Marx wasn't concerned with prices but instead with social relations
between people. In fact, the main role for prices in all of CAPITAL
was that they obscure our vision of the social relations of production
that prevailed in society as a whole and in most microcosms. This is
his famous theory of the "fetishism of commodities": at first glance,
economy _seems_ to be nothing but commodities being exchanged for each
other, but that vision misses an extremely important part of the
picture. What's missing is the social relations amongst individuals
and between classes.

In this light, Marx assumed that values = prices to break through the
fetishism, so we could understand the hidden part of reality in terms
of the apparent part. He assumed that the shared characteristics of
newly-produced commodities (their values) were equal to their apparent
or phenomenal form (their prices). That way, the "essence" could be
seen directly: both the social relationships between commodity
producers and the class relationship between capitalists and workers
could be understood via empirical exemplars or microcosms.

As Mike Nuwer makes clear, in this view of capitalism, values are not
characteristics of the commodities themselves but instead reflect
their social context. The social organization of commodity production
and that of capitalism stand as objective structures, setting that
context. They exist independent of any individual's perception of it
at any specific point in time. Not only cannot it be wished away, it
takes more than a special effort to get rid of it. No sledge hammer
will do the trick.  It takes a (large) group effort.

To Marx, there's another meaning to the term "objective." The
subjective view is from the inside of the structure, suffering from a
fetishized vision of the world.
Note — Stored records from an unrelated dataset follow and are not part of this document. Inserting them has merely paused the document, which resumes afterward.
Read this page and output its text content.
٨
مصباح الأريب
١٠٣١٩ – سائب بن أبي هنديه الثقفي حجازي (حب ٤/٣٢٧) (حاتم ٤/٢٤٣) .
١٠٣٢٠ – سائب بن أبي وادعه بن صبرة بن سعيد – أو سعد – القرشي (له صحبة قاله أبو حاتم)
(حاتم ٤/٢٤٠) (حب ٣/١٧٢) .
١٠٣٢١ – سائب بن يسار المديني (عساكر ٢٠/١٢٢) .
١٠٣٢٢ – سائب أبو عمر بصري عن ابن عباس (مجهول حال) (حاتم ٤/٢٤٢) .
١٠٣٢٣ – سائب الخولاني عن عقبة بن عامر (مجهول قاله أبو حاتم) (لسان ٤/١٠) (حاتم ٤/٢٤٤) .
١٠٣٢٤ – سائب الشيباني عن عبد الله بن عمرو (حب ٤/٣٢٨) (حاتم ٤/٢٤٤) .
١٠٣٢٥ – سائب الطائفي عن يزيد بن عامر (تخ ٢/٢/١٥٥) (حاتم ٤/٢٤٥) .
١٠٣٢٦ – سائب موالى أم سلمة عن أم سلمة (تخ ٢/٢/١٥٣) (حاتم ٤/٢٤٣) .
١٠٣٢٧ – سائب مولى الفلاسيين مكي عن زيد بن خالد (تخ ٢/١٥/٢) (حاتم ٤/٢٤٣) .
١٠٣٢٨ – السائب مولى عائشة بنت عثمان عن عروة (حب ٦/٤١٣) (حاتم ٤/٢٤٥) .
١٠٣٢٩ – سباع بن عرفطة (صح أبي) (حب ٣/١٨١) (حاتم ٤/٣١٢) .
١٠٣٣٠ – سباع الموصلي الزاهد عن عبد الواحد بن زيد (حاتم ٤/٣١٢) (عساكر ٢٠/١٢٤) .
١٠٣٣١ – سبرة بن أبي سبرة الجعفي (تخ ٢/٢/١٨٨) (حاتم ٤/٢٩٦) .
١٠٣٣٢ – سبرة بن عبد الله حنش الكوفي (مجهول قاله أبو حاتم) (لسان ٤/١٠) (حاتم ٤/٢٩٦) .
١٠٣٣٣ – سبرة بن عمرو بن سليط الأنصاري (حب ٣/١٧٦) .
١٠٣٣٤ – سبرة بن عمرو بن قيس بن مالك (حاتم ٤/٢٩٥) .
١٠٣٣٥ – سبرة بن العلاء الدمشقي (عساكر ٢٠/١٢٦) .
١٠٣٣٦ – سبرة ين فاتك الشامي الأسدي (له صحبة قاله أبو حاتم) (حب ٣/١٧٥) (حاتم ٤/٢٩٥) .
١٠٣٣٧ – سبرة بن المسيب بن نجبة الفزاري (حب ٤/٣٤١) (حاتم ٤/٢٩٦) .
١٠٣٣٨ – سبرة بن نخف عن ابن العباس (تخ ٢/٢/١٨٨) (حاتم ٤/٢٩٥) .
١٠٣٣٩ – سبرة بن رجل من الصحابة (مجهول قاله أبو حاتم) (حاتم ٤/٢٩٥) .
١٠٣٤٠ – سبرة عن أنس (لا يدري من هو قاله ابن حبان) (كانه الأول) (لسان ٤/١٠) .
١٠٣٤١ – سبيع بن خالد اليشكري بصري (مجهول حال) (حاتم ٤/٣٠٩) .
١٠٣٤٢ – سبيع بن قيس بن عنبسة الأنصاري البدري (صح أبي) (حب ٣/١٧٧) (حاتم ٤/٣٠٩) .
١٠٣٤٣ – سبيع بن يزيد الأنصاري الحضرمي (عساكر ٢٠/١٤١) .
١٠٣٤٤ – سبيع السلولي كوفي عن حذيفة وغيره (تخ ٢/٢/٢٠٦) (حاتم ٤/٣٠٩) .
The objective view is the perspective
from the outside, from the perspective of society as a whole.

In these terms, I reject the very common view that Marx was following
Ricardo (rather than learning from him _and_ criticizing his theory
from top to bottom). Whereas Ricardo's concern was with the similarity
of prices with values, Marx's view _also_ included the deviation
between them.

Instead of somehow focusing on a story of mathematically translating
values into prices, so that the former "determine" the latter, I think
that the story is about the relationship between the whole (commodity
production, capitalism) and the parts. The objectively-existing whole
is understood in terms of values, while the partly
subjectively-determined parts are understood in terms of prices.

Of course, there is a connection between the two levels. For Marx,
these are that the sum of values for all of society = the sum of
prices (when measured in the same units) and that the sum or
surplus-value for all of society = the sum of profits, interest, rent,
and other property incomes (when measured...)

I've gone on much too long. See you tomorrow.
 --
Jim Devine / "Segui il tuo corso, e lascia dir le genti." (Go your own
way and let people talk.) -- Karl, paraphrasing Dante.